Recently I was involved in designing an authentication service for a web application being developed using Angular framework. One interesting decision we ha to make was whether the service’s publicly exposed asynchronous functions should return promises or observables.

Observables in a Nutshell

A promise represents the result of an asynchronous operation. This can be a value in case of success or an error in case of failure. In contrast, an observable represents a sequence of values that are delivered as a result of an asynchronous operation. This however is an oversimplification. I highly recommend this talk by Zaven Muradyan which does an excellent job of explaining observable concept in more depth.

Another interesting key difference is that typically observables are lazy. So unlike promises they do not execute immediately upon creation instead they run when they are subscribe too. This make them much better suited for construction of reusable transformations (via pipe) that can be executed at a later time.

Observables are a core abstraction that in the Angular framework itself and are heavily used by many of built-in modules. Because of this applications that are based on the Angular framework tend to embrace the Observable abstraction too. Beyond providing a more consistent API, it also allows the application to extend the lazy evaluation semantic beyond the Angular core and to the rest of the application.

Promise or Observable?

The authentication service public API was a user$ property which is of type Observable<User|null>. All other parts of the application can observe it (by calling subscribe on it) to react on changes to the current user. Observable abstraction is a great fit here since user login state can change multiple time during a single session.

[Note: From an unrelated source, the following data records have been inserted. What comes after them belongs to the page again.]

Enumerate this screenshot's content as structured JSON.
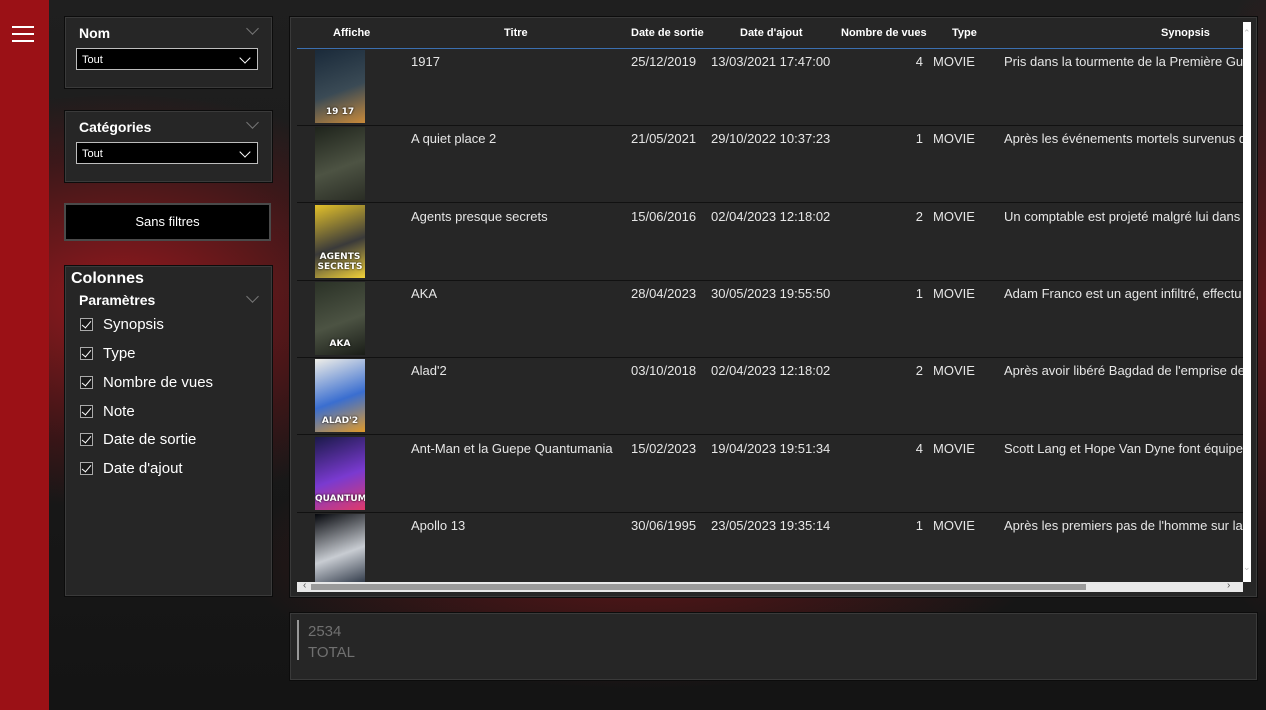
{
  "sidebar": {
    "menu_icon": "hamburger-menu-icon"
  },
  "filters": {
    "nom": {
      "title": "Nom",
      "value": "Tout"
    },
    "categories": {
      "title": "Catégories",
      "value": "Tout"
    },
    "reset_label": "Sans filtres"
  },
  "columns_panel": {
    "title": "Colonnes",
    "subtitle": "Paramètres",
    "options": [
      {
        "label": "Synopsis",
        "checked": true
      },
      {
        "label": "Type",
        "checked": true
      },
      {
        "label": "Nombre de vues",
        "checked": true
      },
      {
        "label": "Note",
        "checked": true
      },
      {
        "label": "Date de sortie",
        "checked": true
      },
      {
        "label": "Date d'ajout",
        "checked": true
      }
    ]
  },
  "table": {
    "headers": {
      "affiche": "Affiche",
      "titre": "Titre",
      "date_sortie": "Date de sortie",
      "date_ajout": "Date d'ajout",
      "vues": "Nombre de vues",
      "type": "Type",
      "synopsis": "Synopsis"
    },
    "rows": [
      {
        "titre": "1917",
        "date_sortie": "25/12/2019",
        "date_ajout": "13/03/2021 17:47:00",
        "vues": "4",
        "type": "MOVIE",
        "synopsis": "Pris dans la tourmente de la Première Gue",
        "poster_text": "19 17",
        "poster_colors": [
          "#1a2a3a",
          "#3a4a55",
          "#c98a3a"
        ]
      },
      {
        "titre": "A quiet place 2",
        "date_sortie": "21/05/2021",
        "date_ajout": "29/10/2022 10:37:23",
        "vues": "1",
        "type": "MOVIE",
        "synopsis": "Après les événements mortels survenus d",
        "poster_text": "",
        "poster_colors": [
          "#1f241c",
          "#4d5343",
          "#2a2d25"
        ]
      },
      {
        "titre": "Agents presque secrets",
        "date_sortie": "15/06/2016",
        "date_ajout": "02/04/2023 12:18:02",
        "vues": "2",
        "type": "MOVIE",
        "synopsis": "Un comptable est projeté malgré lui dans",
        "poster_text": "AGENTS SECRETS",
        "poster_colors": [
          "#e3c12a",
          "#3a3a3a",
          "#f2d23a"
        ]
      },
      {
        "titre": "AKA",
        "date_sortie": "28/04/2023",
        "date_ajout": "30/05/2023 19:55:50",
        "vues": "1",
        "type": "MOVIE",
        "synopsis": "Adam Franco est un agent infiltré, effectu",
        "poster_text": "AKA",
        "poster_colors": [
          "#2b3227",
          "#4c5343",
          "#1a1d18"
        ]
      },
      {
        "titre": "Alad'2",
        "date_sortie": "03/10/2018",
        "date_ajout": "02/04/2023 12:18:02",
        "vues": "2",
        "type": "MOVIE",
        "synopsis": "Après avoir libéré Bagdad de l'emprise de",
        "poster_text": "ALAD'2",
        "poster_colors": [
          "#f0efe8",
          "#3a6ed0",
          "#e09a2a"
        ]
      },
      {
        "titre": "Ant-Man et la Guepe Quantumania",
        "date_sortie": "15/02/2023",
        "date_ajout": "19/04/2023 19:51:34",
        "vues": "4",
        "type": "MOVIE",
        "synopsis": "Scott Lang et Hope Van Dyne font équipe",
        "poster_text": "QUANTUMANIA",
        "poster_colors": [
          "#1b1a4a",
          "#7a3ad0",
          "#e03a6a"
        ]
      },
      {
        "titre": "Apollo 13",
        "date_sortie": "30/06/1995",
        "date_ajout": "23/05/2023 19:35:14",
        "vues": "1",
        "type": "MOVIE",
        "synopsis": "Après les premiers pas de l'homme sur la",
        "poster_text": "",
        "poster_colors": [
          "#05070c",
          "#c8ccd2",
          "#202a3a"
        ]
      }
    ]
  },
  "total": {
    "value": "2534",
    "label": "TOTAL"
  }
}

The authentication service also exposes two operations: sign-in and sign-out. Both are implemented as asynchronous methods that return a single value on success or error on failure.

Our first stab at this was to use a Promise. It felt natural since the promise semantics are a good fit:

  1. An asynchronous operation that produces a single value or fails.
  2. The operation is meant to be executed immediately.

Here is the Promise-based version:

export class AuthService {
  private readonly userSubject$ = new BehaviorSubject<User | null>(null);

  get user$(): Observable<User | null> {
    return this.userSubject$.asObservable();
  }
  
  signIn(
    email: string,
    password: string
  ): Promise<void> { 
    /* Sign in, and on success update the user$ and resolve the promise. */
  }

  signOut(): Promise<void> { 
    /* Sign out, and on success update the user$ to nil and resolve the promise. */
  }
}

The key disadvantage is that it was different from the rest of our module APIs which by and large use observables for asynchronous operations.

We ended up scraping this design and opting to use observable for method return types despite the fact that these operations don’t really take advantages of observable semantics (i.e., multiple values and its lazy behavior). The main argument was that the value of overall consistency in our API beats the minor improvement in readability and semantic that we may get by using a promise instead.

Here is our final design that we landed on:

export class AuthService {
  private readonly userSubject$ = new BehaviorSubject<User | null>(null);

  /**
   * An observable that is updated as the current user changes.
   */
  get user$(): Observable<User | null> {
    return this.userSubject$.asObservable();
  }

  signIn(
    email: string,
    password: string
  ): Observable<void> { }

  signOut(): Observable<void> {}
}

Reasonable Engineers May Disagree

It is worth pointing our that like many other API design decisions the alternative is often a reasonable choice when given a different design constraints. As an example, Angularfire, which is Firebase’s popular Angular library, opts for the first design which mixes both observables and promises.